High-touch and Low-touch Trading
The Transition from High-Touch to Low-Touch Trading is Slowing
High-touch (HT) and low-touch (LT) trading represent two opposing methods to executing trades in today’s financial markets. In high-touch trading, traders make decisions and execute orders, often via voice communication and manual execution. This traditional method relies on the expertise of the trader and the direct interaction and communication between traders. It was the predominant way of trading until around 2009 but has begun to play second fiddle as electronic and automated trading methods have become the norm.
Low-touch trading uses computer algorithms to make trade decisions and execute orders. Algorithms analyse market data and execute trades based on criteria set by traders. Low-touch trading methods are generally more cost efficient and provide quicker execution times compared to high-touch, making them increasingly popular. They play an essential role in today's trading landscape.
Electronic trading systems have increased the ability of market participants, regardless of their geographical locations, to trade with one another, this leads to more buyers and sellers and increased market liquidity which improves the efficiency of the markets. Additionally, the direct market access (DMA) system has allowed clients who are eligible to access markets directly, which means they can monitor order books and general market movements before dealing. Moreover, the shift to electronic trading has forced an improvement in regulatory compliance and market transparency. The result has been improved audit trails, automated documentation, and enhanced transparency.
These factors, combined with the pursuit of speed by high-frequency traders in an 'arms race,' have fuelled the transition to low-touch trading, which has been the defining trend in the trading technologies market within the past 15 to 20 years. HT trading systems, which were the default solution since the inception of mechanised trading, have experienced a significant downturn in usage since 2009. LT Trading has been transitioning from legacy and in-house-built technologies to vendor software specifically designed for this purpose, becoming the baseline, with HT trading now serving as a value-added service in many cases.
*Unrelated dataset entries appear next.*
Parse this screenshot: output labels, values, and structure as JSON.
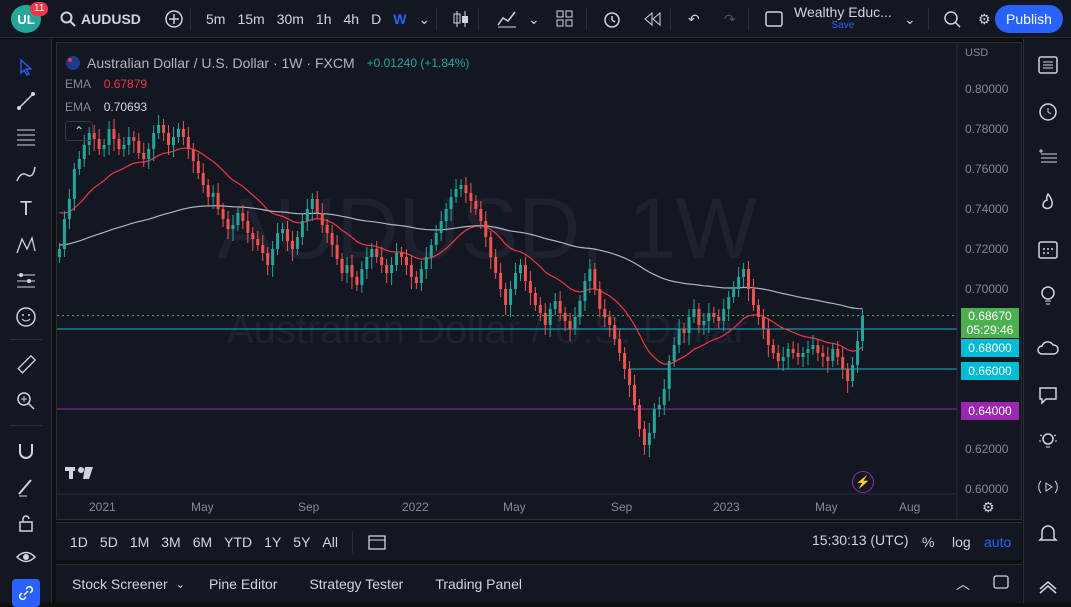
{
  "header": {
    "logo_text": "UL",
    "badge_count": "11",
    "symbol": "AUDUSD",
    "intervals": [
      "5m",
      "15m",
      "30m",
      "1h",
      "4h",
      "D",
      "W"
    ],
    "active_interval": "W",
    "layout_name": "Wealthy Educ...",
    "layout_status": "Save",
    "publish_label": "Publish"
  },
  "legend": {
    "title": "Australian Dollar / U.S. Dollar · 1W · FXCM",
    "change": "+0.01240 (+1.84%)",
    "ema1_label": "EMA",
    "ema1_value": "0.67879",
    "ema2_label": "EMA",
    "ema2_value": "0.70693"
  },
  "watermark": {
    "line1": "AUDUSD, 1W",
    "line2": "Australian Dollar / U.S. Dollar"
  },
  "price_axis": {
    "currency": "USD",
    "ticks": [
      "0.80000",
      "0.78000",
      "0.76000",
      "0.74000",
      "0.72000",
      "0.70000",
      "0.68000",
      "0.66000",
      "0.64000",
      "0.62000",
      "0.60000"
    ],
    "current_price": "0.68670",
    "countdown": "05:29:46",
    "level_1": "0.68000",
    "level_2": "0.66000",
    "level_3": "0.64000"
  },
  "time_axis": {
    "labels": [
      "2021",
      "May",
      "Sep",
      "2022",
      "May",
      "Sep",
      "2023",
      "May",
      "Aug"
    ]
  },
  "bottom_toolbar": {
    "ranges": [
      "1D",
      "5D",
      "1M",
      "3M",
      "6M",
      "YTD",
      "1Y",
      "5Y",
      "All"
    ],
    "clock": "15:30:13 (UTC)",
    "percent": "%",
    "log": "log",
    "auto": "auto"
  },
  "bottom_panel": {
    "tabs": [
      "Stock Screener",
      "Pine Editor",
      "Strategy Tester",
      "Trading Panel"
    ]
  },
  "colors": {
    "up": "#26a69a",
    "down": "#ef5350",
    "ema_fast": "#f23645",
    "ema_slow": "#b2b5be",
    "cyan_level": "#00bcd4",
    "purple_level": "#9c27b0",
    "current_price": "#4caf50"
  },
  "chart_data": {
    "type": "candlestick",
    "title": "Australian Dollar / U.S. Dollar · 1W · FXCM",
    "ylim": [
      0.6,
      0.8
    ],
    "closes": [
      0.72,
      0.735,
      0.745,
      0.76,
      0.765,
      0.772,
      0.778,
      0.775,
      0.77,
      0.772,
      0.78,
      0.775,
      0.77,
      0.772,
      0.776,
      0.774,
      0.768,
      0.765,
      0.77,
      0.778,
      0.782,
      0.778,
      0.772,
      0.776,
      0.78,
      0.776,
      0.77,
      0.764,
      0.758,
      0.752,
      0.746,
      0.748,
      0.74,
      0.735,
      0.73,
      0.732,
      0.738,
      0.734,
      0.728,
      0.725,
      0.722,
      0.718,
      0.712,
      0.72,
      0.728,
      0.73,
      0.724,
      0.72,
      0.726,
      0.734,
      0.74,
      0.745,
      0.738,
      0.732,
      0.728,
      0.722,
      0.715,
      0.708,
      0.712,
      0.706,
      0.702,
      0.71,
      0.716,
      0.72,
      0.716,
      0.712,
      0.708,
      0.712,
      0.718,
      0.716,
      0.712,
      0.706,
      0.703,
      0.71,
      0.716,
      0.722,
      0.728,
      0.734,
      0.74,
      0.746,
      0.75,
      0.752,
      0.748,
      0.744,
      0.74,
      0.734,
      0.726,
      0.716,
      0.708,
      0.7,
      0.692,
      0.7,
      0.708,
      0.712,
      0.704,
      0.698,
      0.692,
      0.688,
      0.682,
      0.69,
      0.694,
      0.688,
      0.684,
      0.68,
      0.686,
      0.694,
      0.704,
      0.71,
      0.7,
      0.69,
      0.686,
      0.682,
      0.675,
      0.668,
      0.66,
      0.652,
      0.642,
      0.63,
      0.622,
      0.628,
      0.64,
      0.642,
      0.65,
      0.664,
      0.672,
      0.68,
      0.678,
      0.686,
      0.69,
      0.682,
      0.684,
      0.688,
      0.686,
      0.684,
      0.69,
      0.696,
      0.7,
      0.706,
      0.71,
      0.7,
      0.692,
      0.686,
      0.68,
      0.672,
      0.668,
      0.664,
      0.666,
      0.67,
      0.668,
      0.666,
      0.668,
      0.67,
      0.672,
      0.668,
      0.666,
      0.664,
      0.67,
      0.666,
      0.66,
      0.654,
      0.662,
      0.674,
      0.6867
    ]
  }
}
The industry has adopted a targeted approach to increase automation through the trading lifecycle and throughout the value chain. This transition has been prevalent among Tier II firms, which are increasingly moving away from modified HT trading systems to adopt fit-for-purpose LT solutions. As a result, LT trading and electronic Trading has experienced steep growth and high penetration across regions and types of financial institutions; it is now reaching almost universal adoption and a stabilisation of market growth.
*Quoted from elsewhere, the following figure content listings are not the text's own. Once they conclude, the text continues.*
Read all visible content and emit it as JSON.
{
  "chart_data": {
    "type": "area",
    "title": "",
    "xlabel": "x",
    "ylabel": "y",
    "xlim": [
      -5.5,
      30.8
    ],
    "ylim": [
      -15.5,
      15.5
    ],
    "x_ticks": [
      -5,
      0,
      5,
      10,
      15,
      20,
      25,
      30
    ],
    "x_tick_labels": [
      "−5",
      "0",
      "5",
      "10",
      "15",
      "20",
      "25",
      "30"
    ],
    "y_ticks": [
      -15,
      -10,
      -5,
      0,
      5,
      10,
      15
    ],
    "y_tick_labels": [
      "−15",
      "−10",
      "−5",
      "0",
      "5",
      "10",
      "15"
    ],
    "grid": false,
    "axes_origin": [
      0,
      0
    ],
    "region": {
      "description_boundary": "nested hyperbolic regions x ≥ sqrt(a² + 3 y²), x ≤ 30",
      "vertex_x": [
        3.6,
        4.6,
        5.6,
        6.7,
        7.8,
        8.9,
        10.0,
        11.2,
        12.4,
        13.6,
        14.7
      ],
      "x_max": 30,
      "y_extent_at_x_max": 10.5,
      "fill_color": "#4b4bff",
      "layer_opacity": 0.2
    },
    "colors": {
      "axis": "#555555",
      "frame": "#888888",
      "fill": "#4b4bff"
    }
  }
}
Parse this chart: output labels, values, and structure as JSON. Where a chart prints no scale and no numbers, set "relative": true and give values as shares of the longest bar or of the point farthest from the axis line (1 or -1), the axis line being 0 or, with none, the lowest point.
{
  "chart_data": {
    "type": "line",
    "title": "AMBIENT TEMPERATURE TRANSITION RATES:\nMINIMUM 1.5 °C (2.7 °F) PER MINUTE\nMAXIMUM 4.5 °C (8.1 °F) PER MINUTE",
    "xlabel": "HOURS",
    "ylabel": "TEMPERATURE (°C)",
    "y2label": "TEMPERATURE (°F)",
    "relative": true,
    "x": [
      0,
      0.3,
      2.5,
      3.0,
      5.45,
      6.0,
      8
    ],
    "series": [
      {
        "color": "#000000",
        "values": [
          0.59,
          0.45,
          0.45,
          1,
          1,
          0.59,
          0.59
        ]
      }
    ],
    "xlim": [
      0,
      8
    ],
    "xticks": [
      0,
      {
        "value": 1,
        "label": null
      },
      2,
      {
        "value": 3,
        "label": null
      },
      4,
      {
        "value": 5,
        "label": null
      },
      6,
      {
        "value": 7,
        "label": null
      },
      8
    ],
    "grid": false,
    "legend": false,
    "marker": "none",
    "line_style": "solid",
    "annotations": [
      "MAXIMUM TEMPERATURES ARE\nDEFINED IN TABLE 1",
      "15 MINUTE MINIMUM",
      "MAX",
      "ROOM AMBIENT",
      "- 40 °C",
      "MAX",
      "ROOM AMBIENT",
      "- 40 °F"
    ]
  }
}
Equities trading was one of, if not the earliest adopters of near full automation and electronification, thanks in part to the relative simplicity of equities trading compared to other asset classes like bonds and derivatives. This simplicity enabled the transition to electronic trading, facilitating market participants to benefit from near-instantaneous execution and increased liquidity.
Source: Flow Traders Data 2023
The stabilisation of the shift to low touch trading can be primarily attributed to the already high levels of adoption, particularly in developed markets, and to some extent in select emerging markets. Stabilisation of low touch trading has been consolidated by the shift toward recurring pricing models, accelerated by the adoption of Software as a Service (SaaS) deployment models, competition from new entrants and vendor consolidation.
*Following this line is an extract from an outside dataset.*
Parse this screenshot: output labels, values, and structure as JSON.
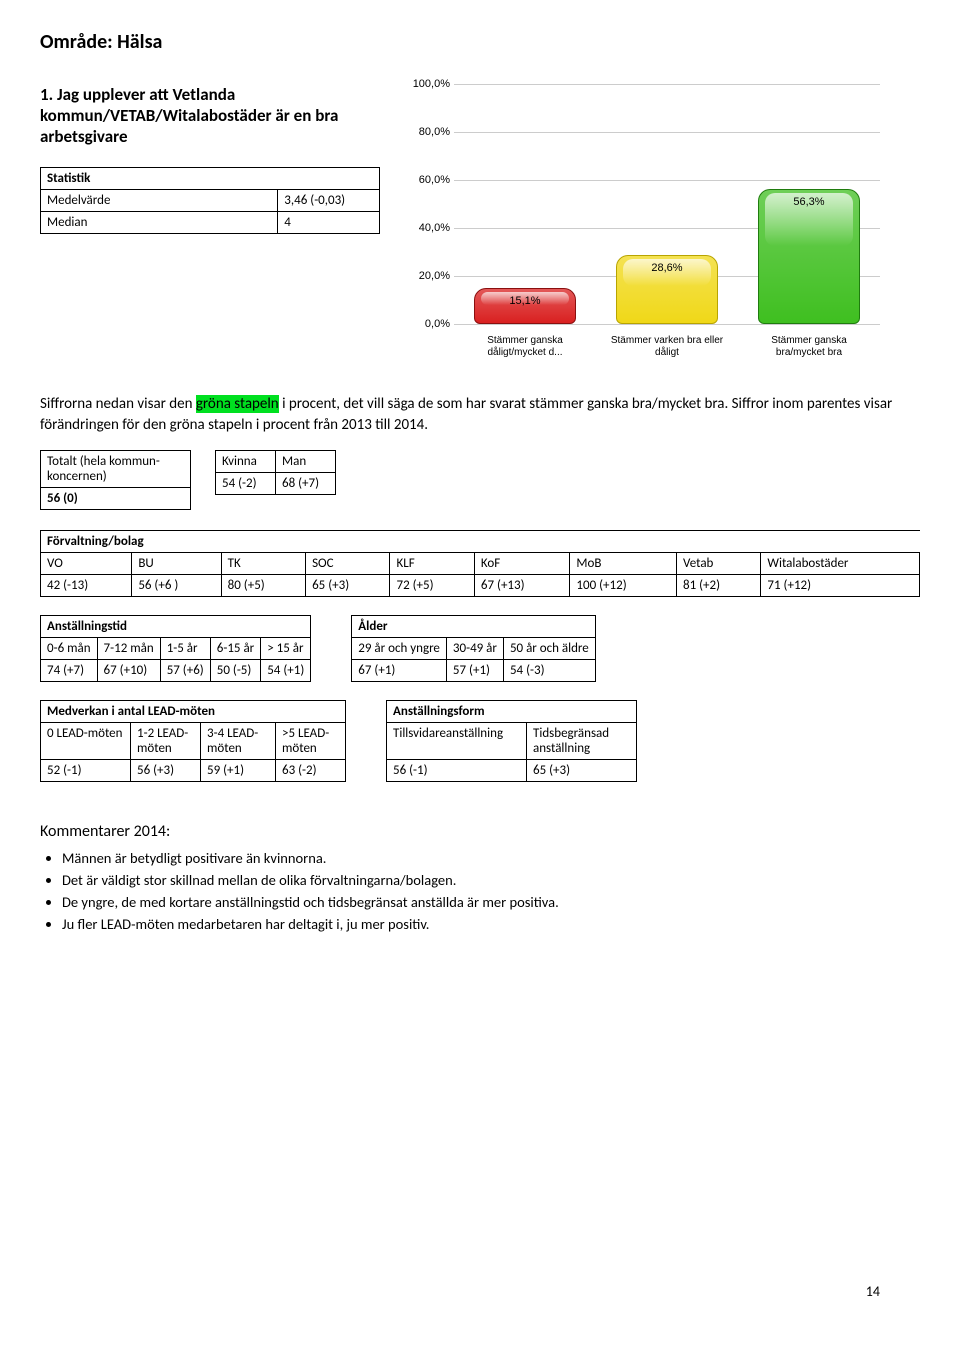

Several factors have contributed to this stabilisation:
Already high levels of adoption: Across various asset classes and regions, the adoption of electronic and low-touch trading has reached a saturation point. Many market participants have already embraced these technologies to a significant extent.
The market has reached its equilibrium: Low-touch trading has become the dominant approach in most markets, but high-touch trading continues to have its relevance in specialised sectors, where users value the personalised bespoke approach.
Varied Preferences: Full automation has been achieved in many areas, but it may not align with the goals and strategies of all traders.
Illiquid Markets: In markets characterised and burdened by limited liquidity, low-touch trading may not be the most effective form of trading. High-touch trading can play a crucial role in such environments by helping find relevant counterparties.
Risk of Arbitrage: The universal takeover of low touch trading may call into question the efficiency of the markets. in some instances, low touch trading may be less efficient or detrimental to the market, specifically in the case of large or block trades. High-touch trading, although generally more costly to the client, can offer a premium service by facilitating trade implementation without significantly moving the market against the trader's position. This risk of arbitrage has played a role in the coexistence of both high-touch and low-touch trading approaches.